The gift that keeps giving: reflections on Mother’s Day

I’ve been blessed in my life with two parents with an abundance of wisdom, advice and patience. Sure I may not have appreciated it as much when I was younger (specifically a teenager), but I always understood how lucky I was.

In honor of Mother’s Day I wanted to share some of the advice I’ve received from my mother.

I should point out my mother is a science teacher as well as a superhero so advice is something she is used to giving. I mean she teaches junior high students daily and that’s a superhero in my book.

She taught me to work hard

My mom has been a shining example of working hard. She has shown me that whether it is school or sports or work in general that putting in time and effort will pay off.

She taught me how to laugh

My mother has an amazing sense of humor. She continues to help me laugh through situations and reminds me to not take myself too seriously.

She taught me to be optimistic

She is always there to point out the positive in every situation. She showed me that being positive is infectious and spreads to others.

She taught me how to treat others

I remember at a young age my mother would show me how to treat others – my friends, my friends’ parents, families, strangers, waiters and others. I specifically remember her reminding me when I was younger to thank the parents of my friends whenever I was invited anywhere. She taught me to treat others how I wanted to be treated.

She taught me it’s okay to say f**k it. 

I can be a worrier. I get that from her. But she also gave me the ability to  let a stressful situation go. In fact if she knew I told others she said that it’s okay to say f**k it she would probably say, “Gads.” Have I mentioned how great my mother is?

She taught me it’s okay not to be okay 

She taught me that it’s okay to cry.

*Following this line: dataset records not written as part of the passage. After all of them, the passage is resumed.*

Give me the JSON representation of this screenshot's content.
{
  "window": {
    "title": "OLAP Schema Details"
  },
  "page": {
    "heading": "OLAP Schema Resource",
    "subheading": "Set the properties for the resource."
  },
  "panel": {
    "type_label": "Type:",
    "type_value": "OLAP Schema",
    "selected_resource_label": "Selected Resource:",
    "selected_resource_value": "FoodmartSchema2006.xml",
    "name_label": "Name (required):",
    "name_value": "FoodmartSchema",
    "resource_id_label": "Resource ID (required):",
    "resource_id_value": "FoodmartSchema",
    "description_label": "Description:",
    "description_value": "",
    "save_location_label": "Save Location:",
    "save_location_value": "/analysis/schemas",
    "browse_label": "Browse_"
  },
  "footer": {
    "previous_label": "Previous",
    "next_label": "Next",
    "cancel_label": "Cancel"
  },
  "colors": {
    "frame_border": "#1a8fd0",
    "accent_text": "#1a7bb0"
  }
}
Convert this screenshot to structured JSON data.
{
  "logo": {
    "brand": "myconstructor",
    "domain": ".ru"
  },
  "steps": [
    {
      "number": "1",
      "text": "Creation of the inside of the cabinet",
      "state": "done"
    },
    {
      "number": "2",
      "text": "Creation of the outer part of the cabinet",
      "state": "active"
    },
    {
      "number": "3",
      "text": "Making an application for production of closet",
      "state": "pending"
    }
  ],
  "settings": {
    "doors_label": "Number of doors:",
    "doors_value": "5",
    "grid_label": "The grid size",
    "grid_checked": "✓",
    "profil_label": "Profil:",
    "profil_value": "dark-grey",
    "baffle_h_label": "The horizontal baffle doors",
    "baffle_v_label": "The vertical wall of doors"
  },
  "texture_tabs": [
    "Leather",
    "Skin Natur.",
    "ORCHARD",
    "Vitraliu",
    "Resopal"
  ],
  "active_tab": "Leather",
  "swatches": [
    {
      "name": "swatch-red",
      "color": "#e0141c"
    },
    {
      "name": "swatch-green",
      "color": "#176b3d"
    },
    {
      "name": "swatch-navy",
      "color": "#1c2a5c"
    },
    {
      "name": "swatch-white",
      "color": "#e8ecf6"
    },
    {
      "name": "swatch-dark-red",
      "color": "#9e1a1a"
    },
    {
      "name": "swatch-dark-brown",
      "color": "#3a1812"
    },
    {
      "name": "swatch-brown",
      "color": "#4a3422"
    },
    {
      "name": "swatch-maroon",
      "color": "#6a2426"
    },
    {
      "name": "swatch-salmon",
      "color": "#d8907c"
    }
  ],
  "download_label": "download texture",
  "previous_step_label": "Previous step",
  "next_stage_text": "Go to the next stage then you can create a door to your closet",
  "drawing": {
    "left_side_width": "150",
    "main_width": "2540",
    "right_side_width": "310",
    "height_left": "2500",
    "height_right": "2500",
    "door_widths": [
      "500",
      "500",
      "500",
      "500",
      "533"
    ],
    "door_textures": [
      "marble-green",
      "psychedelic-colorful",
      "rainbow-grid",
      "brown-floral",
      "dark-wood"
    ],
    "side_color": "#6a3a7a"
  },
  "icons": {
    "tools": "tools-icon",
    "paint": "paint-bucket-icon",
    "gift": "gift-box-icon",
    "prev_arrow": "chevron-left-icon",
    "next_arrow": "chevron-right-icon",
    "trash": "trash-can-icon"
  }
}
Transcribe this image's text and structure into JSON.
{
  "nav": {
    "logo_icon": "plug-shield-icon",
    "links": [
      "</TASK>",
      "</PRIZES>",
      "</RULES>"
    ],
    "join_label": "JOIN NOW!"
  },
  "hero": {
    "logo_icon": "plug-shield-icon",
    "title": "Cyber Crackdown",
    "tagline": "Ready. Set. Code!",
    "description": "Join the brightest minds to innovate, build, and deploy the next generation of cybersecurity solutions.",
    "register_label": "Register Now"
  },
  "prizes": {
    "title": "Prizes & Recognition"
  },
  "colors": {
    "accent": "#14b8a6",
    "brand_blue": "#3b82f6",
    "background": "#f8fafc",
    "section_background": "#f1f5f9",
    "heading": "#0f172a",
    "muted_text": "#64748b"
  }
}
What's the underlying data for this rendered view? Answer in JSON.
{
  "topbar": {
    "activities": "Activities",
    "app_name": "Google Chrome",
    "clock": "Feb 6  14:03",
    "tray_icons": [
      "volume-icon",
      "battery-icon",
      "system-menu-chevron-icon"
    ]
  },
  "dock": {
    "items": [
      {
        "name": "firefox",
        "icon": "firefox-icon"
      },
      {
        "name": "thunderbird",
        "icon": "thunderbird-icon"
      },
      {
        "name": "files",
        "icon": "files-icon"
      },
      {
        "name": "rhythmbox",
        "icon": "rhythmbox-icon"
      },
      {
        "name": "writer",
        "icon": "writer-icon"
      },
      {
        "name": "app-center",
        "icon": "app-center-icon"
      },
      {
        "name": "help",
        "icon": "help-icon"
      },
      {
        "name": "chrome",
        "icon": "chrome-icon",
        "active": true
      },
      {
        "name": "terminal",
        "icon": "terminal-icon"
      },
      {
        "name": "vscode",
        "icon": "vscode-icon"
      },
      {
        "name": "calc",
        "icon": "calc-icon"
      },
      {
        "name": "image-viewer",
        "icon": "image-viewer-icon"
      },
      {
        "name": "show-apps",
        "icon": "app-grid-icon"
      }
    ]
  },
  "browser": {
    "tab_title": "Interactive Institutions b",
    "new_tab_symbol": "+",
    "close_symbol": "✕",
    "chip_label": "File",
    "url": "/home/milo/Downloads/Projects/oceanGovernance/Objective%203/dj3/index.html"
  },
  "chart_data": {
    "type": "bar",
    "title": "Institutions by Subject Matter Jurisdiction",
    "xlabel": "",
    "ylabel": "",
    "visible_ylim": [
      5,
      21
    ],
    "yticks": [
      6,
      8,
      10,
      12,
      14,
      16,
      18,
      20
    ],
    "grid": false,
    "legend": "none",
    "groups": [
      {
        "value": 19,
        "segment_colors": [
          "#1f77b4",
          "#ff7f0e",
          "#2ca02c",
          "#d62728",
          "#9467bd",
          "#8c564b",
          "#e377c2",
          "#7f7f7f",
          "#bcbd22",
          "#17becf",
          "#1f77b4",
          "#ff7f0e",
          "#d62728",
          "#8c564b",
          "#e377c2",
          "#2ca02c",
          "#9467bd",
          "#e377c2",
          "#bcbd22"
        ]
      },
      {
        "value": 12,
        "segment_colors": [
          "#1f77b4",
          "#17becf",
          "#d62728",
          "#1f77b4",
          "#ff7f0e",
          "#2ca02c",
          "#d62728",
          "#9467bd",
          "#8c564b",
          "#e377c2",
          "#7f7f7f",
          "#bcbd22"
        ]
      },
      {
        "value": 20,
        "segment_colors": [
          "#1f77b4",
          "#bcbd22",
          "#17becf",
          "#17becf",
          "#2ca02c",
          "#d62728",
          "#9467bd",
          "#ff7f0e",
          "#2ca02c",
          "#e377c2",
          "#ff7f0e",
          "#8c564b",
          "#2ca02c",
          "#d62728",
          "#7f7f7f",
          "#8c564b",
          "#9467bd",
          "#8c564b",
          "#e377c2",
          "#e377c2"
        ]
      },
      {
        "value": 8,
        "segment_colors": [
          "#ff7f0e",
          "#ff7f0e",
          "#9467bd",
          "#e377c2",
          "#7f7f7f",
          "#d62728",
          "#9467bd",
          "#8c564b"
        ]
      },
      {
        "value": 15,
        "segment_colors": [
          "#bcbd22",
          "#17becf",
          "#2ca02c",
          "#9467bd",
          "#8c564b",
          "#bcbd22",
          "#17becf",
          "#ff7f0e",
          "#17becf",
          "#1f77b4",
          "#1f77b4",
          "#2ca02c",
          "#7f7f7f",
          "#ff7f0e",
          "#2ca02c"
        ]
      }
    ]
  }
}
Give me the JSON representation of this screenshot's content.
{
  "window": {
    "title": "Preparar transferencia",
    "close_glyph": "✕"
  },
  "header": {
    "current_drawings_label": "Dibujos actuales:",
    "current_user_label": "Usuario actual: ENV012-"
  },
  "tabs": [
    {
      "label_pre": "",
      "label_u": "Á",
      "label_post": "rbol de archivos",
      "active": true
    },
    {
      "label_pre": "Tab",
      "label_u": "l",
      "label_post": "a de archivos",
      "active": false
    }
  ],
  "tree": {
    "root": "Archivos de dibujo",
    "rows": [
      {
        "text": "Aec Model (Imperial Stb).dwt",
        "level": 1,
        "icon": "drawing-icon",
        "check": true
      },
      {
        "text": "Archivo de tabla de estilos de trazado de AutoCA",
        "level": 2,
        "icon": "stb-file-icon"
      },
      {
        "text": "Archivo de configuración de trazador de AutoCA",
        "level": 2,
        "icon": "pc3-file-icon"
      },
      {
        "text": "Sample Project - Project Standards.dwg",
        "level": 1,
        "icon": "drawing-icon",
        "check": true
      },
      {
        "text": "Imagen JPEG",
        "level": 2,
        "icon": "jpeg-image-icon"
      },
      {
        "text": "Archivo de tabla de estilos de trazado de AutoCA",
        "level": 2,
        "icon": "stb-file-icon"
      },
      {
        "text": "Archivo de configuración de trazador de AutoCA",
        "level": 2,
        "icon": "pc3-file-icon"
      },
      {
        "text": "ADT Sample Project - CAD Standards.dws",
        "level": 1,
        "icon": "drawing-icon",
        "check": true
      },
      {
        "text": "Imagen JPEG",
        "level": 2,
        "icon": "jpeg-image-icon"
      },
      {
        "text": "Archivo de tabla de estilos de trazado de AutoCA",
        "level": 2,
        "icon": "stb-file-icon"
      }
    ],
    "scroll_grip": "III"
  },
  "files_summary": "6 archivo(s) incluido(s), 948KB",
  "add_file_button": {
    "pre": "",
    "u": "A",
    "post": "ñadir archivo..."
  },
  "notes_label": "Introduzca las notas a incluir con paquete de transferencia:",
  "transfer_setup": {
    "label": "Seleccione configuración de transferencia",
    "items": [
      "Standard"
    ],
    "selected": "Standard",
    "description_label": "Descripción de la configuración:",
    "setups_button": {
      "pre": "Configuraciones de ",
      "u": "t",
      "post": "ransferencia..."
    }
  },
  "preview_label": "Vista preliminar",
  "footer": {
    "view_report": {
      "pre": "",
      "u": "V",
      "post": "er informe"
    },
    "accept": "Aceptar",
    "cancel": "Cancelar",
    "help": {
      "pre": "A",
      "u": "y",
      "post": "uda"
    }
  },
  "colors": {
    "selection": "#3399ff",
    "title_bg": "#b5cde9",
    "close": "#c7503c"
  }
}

She taught me it’s okay to be upset about something. She taught me that it’s okay to fail and that it really is all about what you do after you fail.

She taught me not to take anything or anyone  for granted

My mother lost both of her parents when she was young. I know on days like today she misses her parents more than words could describe. She has reminded me not to take what I have for granted and because of that I fully understand and appreciate everything I have.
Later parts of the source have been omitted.